12.3 Assignment; Binding Effect
Neither party may assign or transfer any of the rights, duties, or obligations herein without the prior written consent of the other, and any purported attempt to do so shall be null and void. Notwithstanding the foregoing, either party may, without the other party’s consent, assign or transfer these Terms and Conditions to a successor in the event of a merger, sale of equity interests, sale of all or substantially all assets, or other change of control transaction involving such party.
12.4 No Third-Party Beneficiaries
Nothing contained herein shall give to any other person any benefit or any legal or equitable right, remedy, or claim.
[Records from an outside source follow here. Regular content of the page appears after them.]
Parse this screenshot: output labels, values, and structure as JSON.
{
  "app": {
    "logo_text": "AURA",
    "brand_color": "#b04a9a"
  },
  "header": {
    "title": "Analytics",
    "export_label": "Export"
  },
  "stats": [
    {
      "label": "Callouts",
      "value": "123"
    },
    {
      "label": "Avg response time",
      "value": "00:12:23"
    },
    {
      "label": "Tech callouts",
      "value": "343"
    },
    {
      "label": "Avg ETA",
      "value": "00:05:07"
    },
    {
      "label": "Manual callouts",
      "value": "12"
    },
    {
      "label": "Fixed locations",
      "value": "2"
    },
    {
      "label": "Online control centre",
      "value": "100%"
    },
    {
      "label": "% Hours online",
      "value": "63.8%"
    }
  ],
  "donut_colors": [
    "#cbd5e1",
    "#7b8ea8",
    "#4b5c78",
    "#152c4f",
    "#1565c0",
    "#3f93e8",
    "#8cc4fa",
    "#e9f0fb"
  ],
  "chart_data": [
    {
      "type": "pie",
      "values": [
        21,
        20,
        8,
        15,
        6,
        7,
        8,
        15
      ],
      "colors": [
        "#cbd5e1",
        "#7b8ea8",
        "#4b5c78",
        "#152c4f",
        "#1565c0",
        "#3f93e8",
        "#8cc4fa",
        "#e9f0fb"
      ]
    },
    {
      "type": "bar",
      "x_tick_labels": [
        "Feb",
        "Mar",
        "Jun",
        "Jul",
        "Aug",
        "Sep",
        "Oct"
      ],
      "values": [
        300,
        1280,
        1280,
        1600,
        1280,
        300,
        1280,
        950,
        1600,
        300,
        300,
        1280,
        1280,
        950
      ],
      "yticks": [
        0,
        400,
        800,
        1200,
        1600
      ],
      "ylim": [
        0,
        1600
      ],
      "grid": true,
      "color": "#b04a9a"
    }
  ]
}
12.5 Governing Law and Forum
These Terms and Conditions, and any and all disputes, claims and controversies directly or indirectly arising from or relating to these Terms and Conditions, will be governed by and construed under the laws of the State of California, U.S.A., without reference to its conflicts of law principles. The United Nations Convention on Contracts for the International Sale of Goods does not apply to this Agreement. Any dispute, claim or controversy that directly or indirectly arises out of or relates to these Terms and Conditions will be first negotiated in good faith by the parties. If such negotiations do not result in a mutually-agreeable resolution, either party may bring a claim against the other party, provided that such claim will be exclusively venued in the state or federal courts located in the State of California. Each party hereby consents, agrees, and submits to the exclusive jurisdiction of such courts for all suits, actions, or proceedings directly or indirectly arising out of or relating to these Terms and Conditions, and waives any and all objections to such courts, including, but not limited to, objections based on improper venue or inconvenient forum.
12.6 Force Majeure
Seller shall not be liable for any delay or nondelivery of any of the Products or other nonperformance caused, in whole or part, by any contingency or event beyond Seller’s reasonable control, including, without limitation, any act of God; acts of any government or any agency or subdivision thereof; fire; strikes; war; machinery breakage; failure of a communications or internet provider; transportation delays; shortage of or inability to secure labor, fuel, energy, materials, or supplies at reasonable prices or from regular sources; riots or acts of a public enemy; terrorist acts; and any existing or future laws or regulations with which Seller, in its judgment and discretion, deems it advisable to comply as its legal duty.
If any provision hereof is held to be unenforceable by final order of any court of competent jurisdiction, such provision shall be severed herefrom and shall not affect the interpretation or enforceability of the remaining provisions hereof.
The following Sections shall survive any expiration, termination, or cancellation of these Terms and Conditions: Sections 1, 2 (until all amounts due hereunder are paid), 3, and 8-12.